It is not often that brethren and guests attend a ceremony that warms the heart; but this was the case at Rose of Lancaster Lodge No 2325 recently. In one of the most emotional and uplifting third degree ceremonies, Gordon Hughes, acting as senior deacon, guided his son Philip to the sublime degree of a master Mason.
Several years ago, Philip became disabled after suffering a stroke, but being the man he is, nothing stands in the way of his Masonry. During each of his previous degrees, all attending have been impressed with his courage, independence and good humour in the lodge. However, there is more to this story than that.

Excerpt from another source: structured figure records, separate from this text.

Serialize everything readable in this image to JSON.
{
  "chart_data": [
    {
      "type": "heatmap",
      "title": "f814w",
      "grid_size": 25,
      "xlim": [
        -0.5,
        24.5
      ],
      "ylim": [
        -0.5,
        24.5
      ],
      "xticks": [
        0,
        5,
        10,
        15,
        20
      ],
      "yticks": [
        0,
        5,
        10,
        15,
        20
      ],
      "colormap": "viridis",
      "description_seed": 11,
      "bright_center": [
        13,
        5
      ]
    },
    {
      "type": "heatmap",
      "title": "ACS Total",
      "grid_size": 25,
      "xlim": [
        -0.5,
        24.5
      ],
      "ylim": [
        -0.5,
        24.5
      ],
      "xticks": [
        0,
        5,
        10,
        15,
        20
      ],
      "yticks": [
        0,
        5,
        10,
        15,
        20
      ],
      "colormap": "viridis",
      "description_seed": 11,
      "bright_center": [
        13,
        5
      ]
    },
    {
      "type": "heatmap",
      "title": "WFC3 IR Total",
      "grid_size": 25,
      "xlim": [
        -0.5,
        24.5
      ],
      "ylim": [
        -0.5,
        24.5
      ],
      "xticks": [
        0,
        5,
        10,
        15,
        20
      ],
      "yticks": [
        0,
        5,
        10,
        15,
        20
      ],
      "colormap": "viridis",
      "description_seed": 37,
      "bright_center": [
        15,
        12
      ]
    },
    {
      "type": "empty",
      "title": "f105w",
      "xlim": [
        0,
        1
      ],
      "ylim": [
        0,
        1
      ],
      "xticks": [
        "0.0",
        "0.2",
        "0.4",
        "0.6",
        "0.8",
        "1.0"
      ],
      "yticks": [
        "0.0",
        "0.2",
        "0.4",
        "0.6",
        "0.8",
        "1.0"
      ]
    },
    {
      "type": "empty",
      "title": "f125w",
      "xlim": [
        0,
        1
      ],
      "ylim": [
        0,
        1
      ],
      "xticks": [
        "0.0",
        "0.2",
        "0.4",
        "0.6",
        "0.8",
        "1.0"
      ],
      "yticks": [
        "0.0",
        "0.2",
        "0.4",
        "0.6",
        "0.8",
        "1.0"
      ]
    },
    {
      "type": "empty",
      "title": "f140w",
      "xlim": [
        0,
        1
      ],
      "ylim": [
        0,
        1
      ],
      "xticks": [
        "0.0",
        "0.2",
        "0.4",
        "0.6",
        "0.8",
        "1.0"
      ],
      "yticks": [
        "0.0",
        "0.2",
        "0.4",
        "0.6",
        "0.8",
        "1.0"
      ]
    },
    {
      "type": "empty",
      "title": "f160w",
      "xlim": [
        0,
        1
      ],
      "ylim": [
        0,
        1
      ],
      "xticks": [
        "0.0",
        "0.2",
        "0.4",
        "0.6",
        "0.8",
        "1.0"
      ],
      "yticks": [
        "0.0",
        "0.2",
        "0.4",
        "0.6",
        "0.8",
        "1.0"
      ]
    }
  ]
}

The brethren of the lodge truly showed what it means to be Masons. Due to Philip’s circumstances, the ceremony had to be adapted accordingly throughout. This was done in such a way that it did not detract in the slightest from the proceedings.
WM, Dave Jackson opened and presided over the ceremony until Philip was required to be prepared. He then handed over the chair to Phil Riozzie for the main part of the ceremony. Phil along with the wardens and deacons presented a superb and flawless demonstration of a unique and well thought-out ceremony.
At the appropriate juncture, Philip left to restore his personal comforts and before his return, the chair of King Solomon was passed to Ken Hornby. Ken then did the final part of the ceremony including an excellent explanation of the tracing board.
The usual lodge business being concluded, the brethren made their way to the festive board. Once again, the hall chef Wayne Warhurst did not disappoint, with an excellent meal of carrot and coriander soup, roast pork with apple sauce and lemon meringue pie with cream to finish.
After the usual toasts, the junior warden Steve Equizi proposed the toast to the visitors. On this occasion it was responded to by Philip’s uncle, John Whitehead of Banks Lodge No 7213; a moment he later confided was one of his proudest.
The evening’s festivities were concluded with a faultless rendition of the tyler’s toast given by Jim Borsey.
Mel Smallwood entertained the brethren with his excellent musical skills on the keyboards throughout the evening.
A most satisfying and enjoyable evening and as usual the lodge maintained their reputation for friendliness and welcoming attitude to all their visitors.